動物病院との付き合い方:「かかりつけ医」の重要性
「かかりつけの動物病院」を持つことは、愛犬・愛猫の健康管理において非常に重要です。かかりつけ医がいることで:
- ✅ 過去の病歴・薬のアレルギー・体重変化の記録が蓄積される
- ✅ 緊急時に「いつもと違う」変化を医師が把握しやすくなる
- ✅ セカンドオピニオンが必要な場合の紹介先を得られる
- ✅ 「電話で相談」できる関係性が築けると、緊急度の判断がしやすくなる
近くに夜間・救急対応の動物病院があるか、今日中に調べておくことをお勧めします。
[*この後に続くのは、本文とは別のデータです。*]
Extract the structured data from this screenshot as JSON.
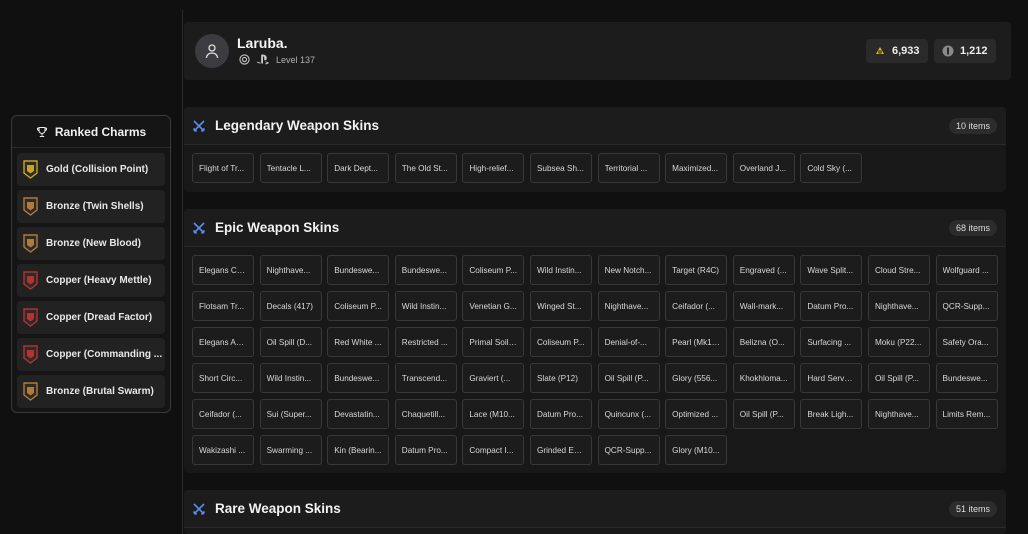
{
  "profile": {
    "name": "Laruba.",
    "level": "Level 137",
    "currency_1": "6,933",
    "currency_2": "1,212"
  },
  "charms": {
    "title": "Ranked Charms",
    "items": [
      {
        "label": "Gold (Collision Point)",
        "tier": "gold"
      },
      {
        "label": "Bronze (Twin Shells)",
        "tier": "bronze"
      },
      {
        "label": "Bronze (New Blood)",
        "tier": "bronze"
      },
      {
        "label": "Copper (Heavy Mettle)",
        "tier": "copper"
      },
      {
        "label": "Copper (Dread Factor)",
        "tier": "copper"
      },
      {
        "label": "Copper (Commanding ...",
        "tier": "copper"
      },
      {
        "label": "Bronze (Brutal Swarm)",
        "tier": "bronze"
      }
    ]
  },
  "sections": [
    {
      "title": "Legendary Weapon Skins",
      "count": "10 items",
      "items": [
        "Flight of Tr...",
        "Tentacle L...",
        "Dark Dept...",
        "The Old St...",
        "High-relief...",
        "Subsea Sh...",
        "Territorial ...",
        "Maximized...",
        "Overland J...",
        "Cold Sky (..."
      ]
    },
    {
      "title": "Epic Weapon Skins",
      "count": "68 items",
      "items": [
        "Elegans Ca...",
        "Nighthave...",
        "Bundeswe...",
        "Bundeswe...",
        "Coliseum P...",
        "Wild Instin...",
        "New Notch...",
        "Target (R4C)",
        "Engraved (...",
        "Wave Split...",
        "Cloud Stre...",
        "Wolfguard ...",
        "Flotsam Tr...",
        "Decals (417)",
        "Coliseum P...",
        "Wild Instin...",
        "Venetian G...",
        "Winged St...",
        "Nighthave...",
        "Ceifador (...",
        "Wall-mark...",
        "Datum Pro...",
        "Nighthave...",
        "QCR-Supp...",
        "Elegans Au...",
        "Oil Spill (D...",
        "Red White ...",
        "Restricted ...",
        "Primal Soil ...",
        "Coliseum P...",
        "Denial-of-...",
        "Pearl (Mk1 ...",
        "Belizna (O...",
        "Surfacing ...",
        "Moku (P22...",
        "Safety Ora...",
        "Short Circ...",
        "Wild Instin...",
        "Bundeswe...",
        "Transcend...",
        "Graviert (...",
        "Slate (P12)",
        "Oil Spill (P...",
        "Glory (556...",
        "Khokhloma...",
        "Hard Serve...",
        "Oil Spill (P...",
        "Bundeswe...",
        "Ceifador (...",
        "Sui (Super...",
        "Devastatin...",
        "Chaquetill...",
        "Lace (M10...",
        "Datum Pro...",
        "Quincunx (...",
        "Optimized ...",
        "Oil Spill (P...",
        "Break Ligh...",
        "Nighthave...",
        "Limits Rem...",
        "Wakizashi ...",
        "Swarming ...",
        "Kin (Bearin...",
        "Datum Pro...",
        "Compact I...",
        "Grinded Ed...",
        "QCR-Supp...",
        "Glory (M10..."
      ]
    },
    {
      "title": "Rare Weapon Skins",
      "count": "51 items",
      "items": []
    }
  ],
  "colors": {
    "accent_icon": "#5b8def",
    "gold": "#c9a227",
    "bronze": "#b07a3a",
    "copper": "#b2332f"
  }
}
緊急時に慌てて探すより、事前に「備え」があることで、大切なペットの命を守る時間を確保できます。
※本記事は医学・科学的知見の一般的知識に基づき作成されています。愛犬の具体的な診断や治療については、必ず動物病院の診察を受けてください。疥癬は人獣共通感染症であるため、感染が確認された場合は家族への感染予防措置と必要に応じて皮膚科への相談をお勧めします。